(no title)
vilhelm_s | 20 days ago
> The Fifth Circuit has held that the VWP statute “‘unambiguously’ limits an alien’s means of contesting removal solely to an application for asylum.” McCarthy v. Mukasey, 555 F.3d 459, 460 (5th Cir. 2009) (citation omitted). And once an individual violates the terms of the VWP by remaining in the United States for more than ninety days, the individual is no longer entitled to contest removal on any other basis. Id. at 462. This is true even when an individual has a pending adjustment of status application on the basis of their marriage to a U.S. citizen. Id. at 460, 462.

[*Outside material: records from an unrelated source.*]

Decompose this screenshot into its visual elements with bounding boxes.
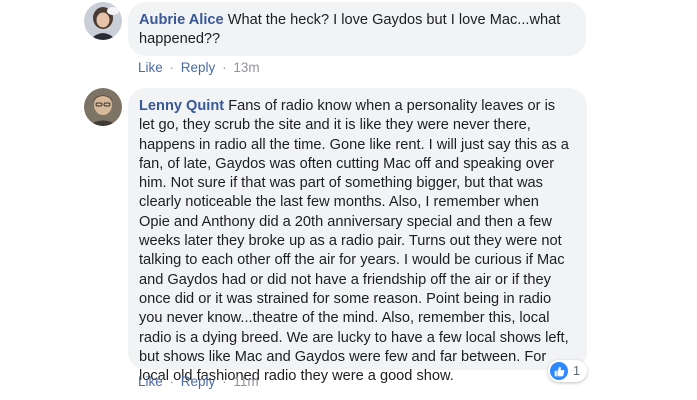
like-button[interactable]: Like — [138, 60, 163, 75]
comment-timestamp[interactable]: 11m — [233, 374, 258, 389]
comment-actions: Like · Reply · 11m — [138, 374, 259, 389]
avatar[interactable] — [84, 2, 122, 40]
separator-dot: · — [169, 60, 175, 75]
separator-dot: · — [169, 374, 175, 389]
comment-author[interactable]: Aubrie Alice — [139, 12, 224, 28]
thumbs-up-icon — [550, 362, 568, 380]
comment-bubble: Aubrie Alice What the heck? I love Gaydo… — [128, 2, 586, 56]
reply-button[interactable]: Reply — [181, 60, 216, 75]
avatar-photo-icon — [84, 88, 122, 126]
separator-dot: · — [222, 374, 227, 389]
comment-author[interactable]: Lenny Quint — [139, 98, 224, 114]
reaction-count: 1 — [573, 364, 580, 378]
comment-bubble: Lenny Quint Fans of radio know when a pe… — [128, 88, 587, 384]
comment-timestamp[interactable]: 13m — [233, 60, 259, 75]
comment-text: Fans of radio know when a personality le… — [139, 98, 569, 385]
reply-button[interactable]: Reply — [181, 374, 216, 389]
comment-actions: Like · Reply · 13m — [138, 60, 260, 75]
reaction-summary[interactable]: 1 — [548, 360, 587, 382]
avatar-photo-icon — [84, 2, 122, 40]
like-button[interactable]: Like — [138, 374, 163, 389]
separator-dot: · — [222, 60, 227, 75]
avatar[interactable] — [84, 88, 122, 126]
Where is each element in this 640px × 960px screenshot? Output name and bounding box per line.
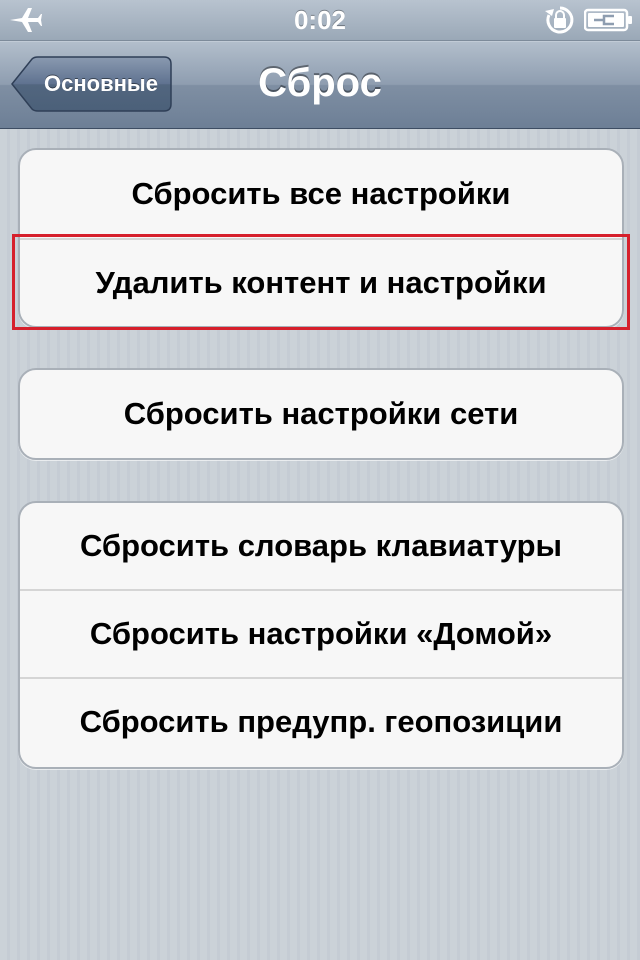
reset-network-settings-button[interactable]: Сбросить настройки сети [20, 370, 622, 458]
back-button-label: Основные [44, 71, 158, 96]
erase-content-and-settings-button[interactable]: Удалить контент и настройки [20, 238, 622, 326]
navigation-bar: Основные Сброс [0, 41, 640, 129]
reset-location-warnings-button[interactable]: Сбросить предупр. геопозиции [20, 677, 622, 765]
reset-group-network: Сбросить настройки сети [18, 368, 624, 460]
reset-home-screen-layout-button[interactable]: Сбросить настройки «Домой» [20, 589, 622, 677]
reset-group-general: Сбросить все настройки Удалить контент и… [18, 148, 624, 328]
reset-keyboard-dictionary-button[interactable]: Сбросить словарь клавиатуры [20, 503, 622, 589]
rotation-lock-icon [545, 6, 574, 34]
reset-group-other: Сбросить словарь клавиатуры Сбросить нас… [18, 501, 624, 769]
page-title: Сброс [258, 61, 382, 105]
battery-charging-icon [584, 8, 632, 32]
status-bar: 0:02 [0, 0, 640, 41]
reset-all-settings-button[interactable]: Сбросить все настройки [20, 150, 622, 238]
back-button[interactable]: Основные [10, 56, 172, 112]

> Culleton concedes he is removable under the VWP. Reply 10. But he argues that because USCIS accepted and began processing his adjustment of status application, he is entitled to due process protections in its fair adjudication. Id. at 9. The Fifth Circuit has foreclosed this very argument, reasoning that the VWP waiver includes a waiver of due process rights. See Mukasey, 555 F.3d at 462. And “[t]he fact that [Culleton] applied for an adjustment of status before the DHS issued its notice of removal is of no consequence.” Id.
insane_dreamer|20 days ago
kcplate|20 days ago
I think the issue complicating this man’s situation is that it appears when you dig into the details that for nearly 16 years he was skirting the system and only tried getting his legal situation resolved just a few months prior to his detainment. He is choosing to fight it which is resulting in the long detention.
Personally I believe we need some legal carve outs for this type of situation, but there is simply no doubt that this guy made a series of poor decisions prior to April of 2025 that has created the situation he is in.